State’s first malt house set to open in Monkton

MONKTON — Vermont’s plethora of craft breweries are about to get the opportunity to source their malt locally. Andrew Peterson, 44, of Monkton is launching Vermont’s first commercial malt house this fall.
The longtime home brewer, who moved to Vermont on a whim 20 years ago instead of starting a brewery with a friend in his native North Carolina, had long hoped to open a brewery of his own. It took a little longer than he thought — his duties as husband and devoted dad to his two kids made the years fly by — but he is looking forward to getting back into the brewing world.
“It just took awhile to get back to this,” Peterson said. “And at this point, there are already so many great Vermont breweries that I thought, ‘How can I distinguish myself? Oh, maybe I could make some really local stuff.’”
He began gathering information on what it would take to create a “truly Vermont beer” — one sourced from local barley and hops. With Vermont-grown hops already available, Peterson began focusing on what it would take to get local, small-batch malt.
“It’s been going on for 3,000 years, so it’s not as if it’s a terribly difficult process,” Peterson said. “It’s just that no one is doing it.”
In fact, malting and all other brewing processes were common in New England up until the Industrial Revolution, Peterson found.
“Essentially everything moved to the Northwest,” he explained. “North Dakota, Idaho, Montana — perfect places to grow. So everyone on the East Coast stopped growing barley. The malt houses closed up. As a result, most of the malting is being done by these massive houses (in the West) … and in Europe it’s the same thing, a lot of (craft) brewers bring in malts from Europe, which are also from these massive places.”
Malt is naturally fermented barley sugar, and a critical component of beer — it lends brews their sugary or sweet taste, in contrast to the bitter sharpness of hops.
Peterson quickly realized that malting was a full-time job. So he changed his business plan — instead of making that truly Vermont beer on his own, he would team up with local craft brewers and supply them with what they needed to make an all-Vermont beer.
There has already been an enthusiastic response from area brewers, Peterson said. Though Vermont brewers have been able to enjoy locally sourced hops in recent years, Peterson Quality Malts will be the state’s first malt house since the mid-1800s.
“There’s a market for the whole idea of being local,” Peterson said. “Hopefully, we can put some Vermont farmers to work and source some things locally, and really make a real Vermont beer which hasn’t been done.”
Peterson Quality Malts will launch this fall, to be timed with the barley crop. Peterson will buy the barley from area farmers and has found his first challenge in this year’s poor grain crop, with many farmers needing much of their grain for feed.
Nonetheless, Peterson anticipates having enough barley to begin making malt this fall. He is renovating the 100-year-old barn on his family’s Monkton property for the malting operation. The barn was in a state of some disrepair, he said, and he and his friends have replaced the roof and added new siding.
“It’s probably not the ideal setup,” Peterson joked. “But it’s also a perfect setup.
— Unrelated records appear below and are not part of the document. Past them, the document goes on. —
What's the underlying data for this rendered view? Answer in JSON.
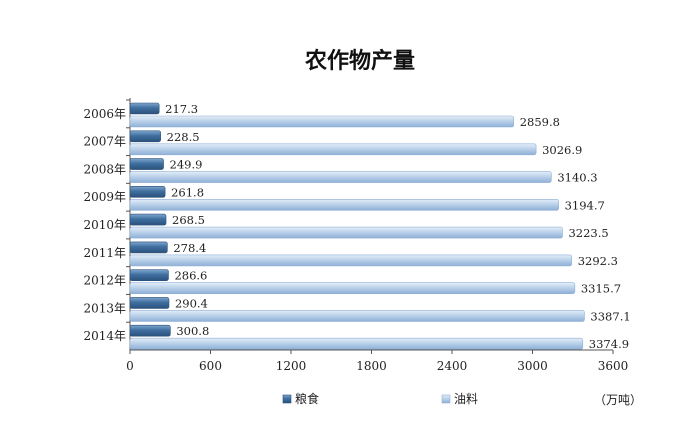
{
  "chart_data": {
    "type": "bar",
    "orientation": "horizontal",
    "title": "农作物产量",
    "categories": [
      "2006年",
      "2007年",
      "2008年",
      "2009年",
      "2010年",
      "2011年",
      "2012年",
      "2013年",
      "2014年"
    ],
    "series": [
      {
        "name": "粮食",
        "values": [
          217.3,
          228.5,
          249.9,
          261.8,
          268.5,
          278.4,
          286.6,
          290.4,
          300.8
        ],
        "color": "#3f6f9f"
      },
      {
        "name": "油料",
        "values": [
          2859.8,
          3026.9,
          3140.3,
          3194.7,
          3223.5,
          3292.3,
          3315.7,
          3387.1,
          3374.9
        ],
        "color": "#a9c3e0"
      }
    ],
    "xlim": [
      0,
      3600
    ],
    "xticks": [
      0,
      600,
      1200,
      1800,
      2400,
      3000,
      3600
    ],
    "unit": "（万吨）",
    "legend": "bottom",
    "grid": false
  }
}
It’s on my property. I’ve got neighbors who are on board and offering a lot of local support. And there’s a lot of charm that we wouldn’t get from an industrial park.”
His business model will be one of cooperation between area growers and area beer makers. He will contract with local farmers for barley and produce up to two tons of malt per week, which he will sell to local craft brewers.
“The difference in (malt) flavor is how long you ‘kiln’ it, how long you roast it,” Peterson explained, of the process of fermenting barley (essentially by adding yeast and sugar to it in closed containers of water) before cooking it in a kiln. “A stout, for example, that malt has just been roasted longer until it becomes what you call a ‘chocolate malt.’ It’s just burned a little bit, the sugars are starting to caramelize. When you drink a stout with ‘coffee’ and ‘chocolate’ flavors it’s not really coffee and chocolate — it’s malt.”
Peterson hopes to work closely with the brewers.
“I’ll be supplying the malt, not creating the beer,” he explained. “It will be up to them to create their own recipes. Part of what I’m very interested in doing is have brewers be able to come in and we can actually build on what they want to make. Instead of saying, ‘Well, here’s a ton of pale malt,’ I would make a malt specifically for a brewer. They can sit in during the kilning process and say, ‘Let’s give it another 20 minutes.’”
Peterson anticipates keeping the business small and local well into the future. He’s had informal conversations with some Vermont brewers who have expressed an interest in his venture.
“I don’t think I’d ever sell outside of Vermont,” he said. “I don’t think I’d ever need to. If I supplied all the brewers just in Addison County, that would be more than I could do in a year.”
If he produces at full capacity, he anticipates being able to supply four or five small breweries. That fits his goals nicely — the longtime aficionado is most excited about simply entering the brewing world again.
“Beer and brewing is a very social thing,” Peterson said. “(Brewing) is a great mix of agriculture, science and artistry. It’s lucky to get to balance all three of those things in a single day.”